Source: www.netdoktor.de
Image copyright: Swiss Heart Foundation
The heart beats 60 to 80 times per minute in a phase without physical exertion. The electrical impulses for the heartbeats are generated in the so-called sinus node in the right atrium of the heart. They are transmitted from the sinus node via the so-called AV node to the muscle cells of the left and right ventricles. The muscle cells then contract.
Sometimes the electrical impulses are transmitted very slowly from the AV node to the ventricles. A so-called block is located behind the AV node. There are three different forms of AV block:
In a 1st degree AV block (AV block 1), the transmission of the electrical signal is not interrupted, but it is significantly delayed. In most cases, those affected have no symptoms. The block becomes visible by chance in the ECG (electrocardiogram).

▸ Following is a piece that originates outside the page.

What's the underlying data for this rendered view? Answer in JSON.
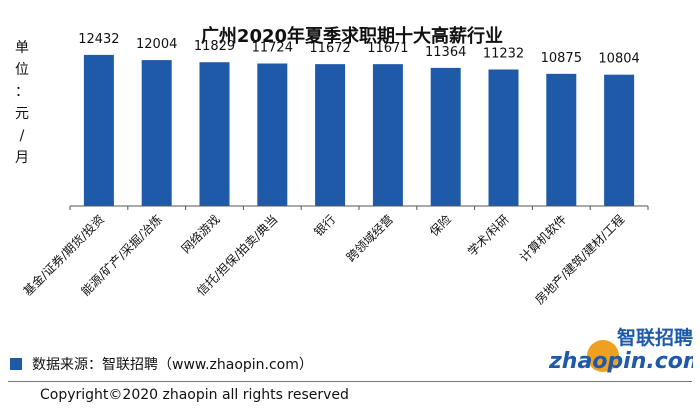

An AV block of the 2nd degree (AV block 2) is characterised by the fact that not all electrical signals from the atrium reach the ventricles. A distinction is made between a Wenckebach AV block and a Mobitz AV block. Either electrical impulses are transmitted alternately or not, or the transmission becomes increasingly sluggish until it fails completely.
In a 3rd degree AV block (AV block 3), the conduction of the signal from the atrium to the ventricle is completely interrupted. However, the heart muscles are able to generate very slow beats themselves. The heart then continues to beat at a frequency of 20 to 30 beats per minute.
Source: www.netdoktor.de
Image copyright: Swiss Heart Foundation
Ventricular tachycardias are generally dangerous arrhythmias from the ventricle that harbour the risk of sudden cardiac death. If ventricular tachycardia is detected, secondary prophylactic implantation of a defibrillator (ICD) is often the treatment of choice in order to prevent death from the arrhythmia in the future. Regularly occurring, so-called monomorphic ventricular tachycardias, i.e. those that always originate from the same site, can also be treated by catheter ablation under certain circumstances. To do this, it must first be determined whether there is an underlying heart disease. Sometimes the arrhythmia can also be treated by treating the underlying disease. Catheter ablation requires so-called 3D mapping procedures to create a three-dimensional image of the right and/or left ventricle and to record the electrical activation during the arrhythmia. If the mechanism of the ventricular tachycardia can be clarified, the development of the tachycardia can be prevented by radiofrequency ablation. There are also rare cases of so-called idiopathic ventricular tachycardia, which occur without other heart disease and are usually relatively accessible to catheter ablation.